In black and white, she stands naked and wailing among other children and some soldiers, at 9 years old, on a road with fire and smoke behind her. It became known as “Napalm Girl,” and the top recommendation when you type “napalm” in a Google search.
Phan Thi Kim Phúc (rhymes with Luke) wants the world to know who she has become. She is a 56-year-old woman who survived that napalm bombing during the Vietnam War, became a Christian, defected from her homeland, married, had children, and became a United Nations Educational, Scientific and Cultural Organization Goodwill ambassador for the protection and education of children, orphans and innocent victims of war.
On Sunday, she was the featured speaker during Open Door Baptist Church’s service.
“I came through the fire and I am so blessed,” she said.
Later, she added: “The biggest challenge was learning to forgive.”
Prints of U.S. flags hung along the walls where stained glass windows of saints would be in a traditional altar and flag bunting was draped from the balcony of the church. It was so busy for the service and the later Freedom Celebration of barbecue, bounce houses and games that overflow parking at nearby elementary schools was needed.
Pastor Jason Murphy said the church hosts the field day for its congregation and neighbors as an open message about salvation.
“It has nothing to do with religion, being Baptist, or being a good person,” he said.
Phúc told a packed sanctuary about her life before and after the famous photograph as a story of faith found and realized.
When the photo was taken, she was 9. She talked about riding her bike before the fighting and chaos came to her village and forced them to evacuate to a temple.

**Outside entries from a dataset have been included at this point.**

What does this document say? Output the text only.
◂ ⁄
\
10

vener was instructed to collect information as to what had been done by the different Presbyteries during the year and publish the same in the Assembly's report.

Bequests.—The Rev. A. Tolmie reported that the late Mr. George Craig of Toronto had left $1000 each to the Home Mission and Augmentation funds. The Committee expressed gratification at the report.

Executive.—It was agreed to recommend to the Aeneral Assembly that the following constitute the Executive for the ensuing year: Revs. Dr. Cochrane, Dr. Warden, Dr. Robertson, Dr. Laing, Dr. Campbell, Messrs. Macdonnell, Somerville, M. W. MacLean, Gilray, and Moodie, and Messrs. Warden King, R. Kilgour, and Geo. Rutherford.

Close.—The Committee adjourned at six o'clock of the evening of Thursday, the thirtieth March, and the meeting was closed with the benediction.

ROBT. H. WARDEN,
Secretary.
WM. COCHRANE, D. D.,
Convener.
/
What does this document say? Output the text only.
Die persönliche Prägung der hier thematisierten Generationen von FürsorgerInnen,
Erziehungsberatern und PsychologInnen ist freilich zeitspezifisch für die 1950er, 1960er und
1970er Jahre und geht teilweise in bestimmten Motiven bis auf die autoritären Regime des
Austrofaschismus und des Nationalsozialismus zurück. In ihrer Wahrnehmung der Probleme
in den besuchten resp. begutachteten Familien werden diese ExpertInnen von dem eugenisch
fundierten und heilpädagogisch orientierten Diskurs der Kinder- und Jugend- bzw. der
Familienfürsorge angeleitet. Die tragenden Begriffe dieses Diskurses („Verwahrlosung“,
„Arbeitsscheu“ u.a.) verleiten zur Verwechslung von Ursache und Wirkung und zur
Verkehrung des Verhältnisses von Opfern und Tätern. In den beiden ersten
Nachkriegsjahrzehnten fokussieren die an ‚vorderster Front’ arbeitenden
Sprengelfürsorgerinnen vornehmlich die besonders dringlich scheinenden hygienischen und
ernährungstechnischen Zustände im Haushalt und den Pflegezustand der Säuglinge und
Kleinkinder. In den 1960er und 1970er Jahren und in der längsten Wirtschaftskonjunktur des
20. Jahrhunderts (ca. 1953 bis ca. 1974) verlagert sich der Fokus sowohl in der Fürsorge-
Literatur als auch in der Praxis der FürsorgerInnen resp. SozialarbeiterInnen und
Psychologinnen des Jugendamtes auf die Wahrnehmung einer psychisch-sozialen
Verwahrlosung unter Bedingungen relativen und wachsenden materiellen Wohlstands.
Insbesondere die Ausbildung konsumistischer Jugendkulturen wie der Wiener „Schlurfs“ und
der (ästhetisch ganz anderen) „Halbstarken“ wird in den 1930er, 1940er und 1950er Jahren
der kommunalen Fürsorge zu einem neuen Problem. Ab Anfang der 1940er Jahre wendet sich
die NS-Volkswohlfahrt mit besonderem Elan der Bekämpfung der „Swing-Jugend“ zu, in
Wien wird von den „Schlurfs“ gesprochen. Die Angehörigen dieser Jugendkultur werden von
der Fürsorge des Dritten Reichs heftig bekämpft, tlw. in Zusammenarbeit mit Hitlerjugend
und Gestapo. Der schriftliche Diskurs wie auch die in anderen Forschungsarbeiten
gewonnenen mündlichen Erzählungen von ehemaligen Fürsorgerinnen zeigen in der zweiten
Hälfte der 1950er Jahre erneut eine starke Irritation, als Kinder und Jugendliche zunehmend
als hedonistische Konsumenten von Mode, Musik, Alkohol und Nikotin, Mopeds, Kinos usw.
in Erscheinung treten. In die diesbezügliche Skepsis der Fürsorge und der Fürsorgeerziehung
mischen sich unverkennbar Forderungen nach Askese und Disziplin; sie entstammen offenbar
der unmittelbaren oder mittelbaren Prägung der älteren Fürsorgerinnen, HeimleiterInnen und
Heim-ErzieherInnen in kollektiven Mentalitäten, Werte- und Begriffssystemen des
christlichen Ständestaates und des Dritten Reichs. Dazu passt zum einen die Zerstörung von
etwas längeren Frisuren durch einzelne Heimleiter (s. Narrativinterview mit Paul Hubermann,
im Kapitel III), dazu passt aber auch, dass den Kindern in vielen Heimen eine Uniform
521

“I knew nothing of war,” she said.
When the temple became unsafe as North Vietnamese soldiers drew near, she and the other refugees joined South Vietnamese troops in another evacuation. A Republic of Vietnam Air Force pilot thought they were enemy soldiers and bombed them.
“The airplane was so loud, so close, and so fast,” she said. “My clothes were burned off and my skin was on fire.”
The photograph was captured by Associated Press photographer Nick Ut, whom she calls “Uncle Ut.” Titled “The Terror of War,” it won a Pulitzer Prize in 1973.
Ut took her and others to a hospital, where she was not expected to survive. After three days, she said she was placed in a morgue. She survived and had 17 procedures.
She said she spent 14 months in the hospital recovering, but the psychological damage took longer.
“Because of scars on my back and left arm, I did not feel pretty,” she said.
When the Vietnamese government found her, she became a character for its propaganda.
“My life became just as a bird in the cage,” she said.
Anger, bitterness and resentment became her baseline emotions, and she said she wanted the people who had hurt her and taken away her agency to feel that pain.
Those feelings began to change, she said, when she became a Christian at 19 on Christmas Day, 1982, after finding a Bible and reading the New Testament. She said she kept a small Bible that she would hide from “minders” who checked in on her.
“You have the freedom to enjoy a church,” she said. “Please, don’t take it for granted.”
She studied in Havana, Cuba, where she met and married her husband, Bui Huy Toan. Enroute to their honeymoon in Moscow, they defected during a short layover in Newfoundland, Canada.
“All I knew about Canada is it had a pretty flag,” she said, referring to the red field and white square with the red maple leaf in its center.
Leaning into her new home and her burgeoning faith, she said she continued to forgive the people who had hurt her. Using a glass of black coffee and an empty one, she gave the example that pour by pour, drop by drop, eventually she was empty of those resentments. She cited Luke 6:27-28, “But I say to you who hear: Love you enemies, do good to those who hate you, bless those who curse you, and pray for those who spitefully use you.”
Among her final words during the service was a prayer she shared, for “no fighting and real peace.”
She hopes that prayer can become as iconic as her photo.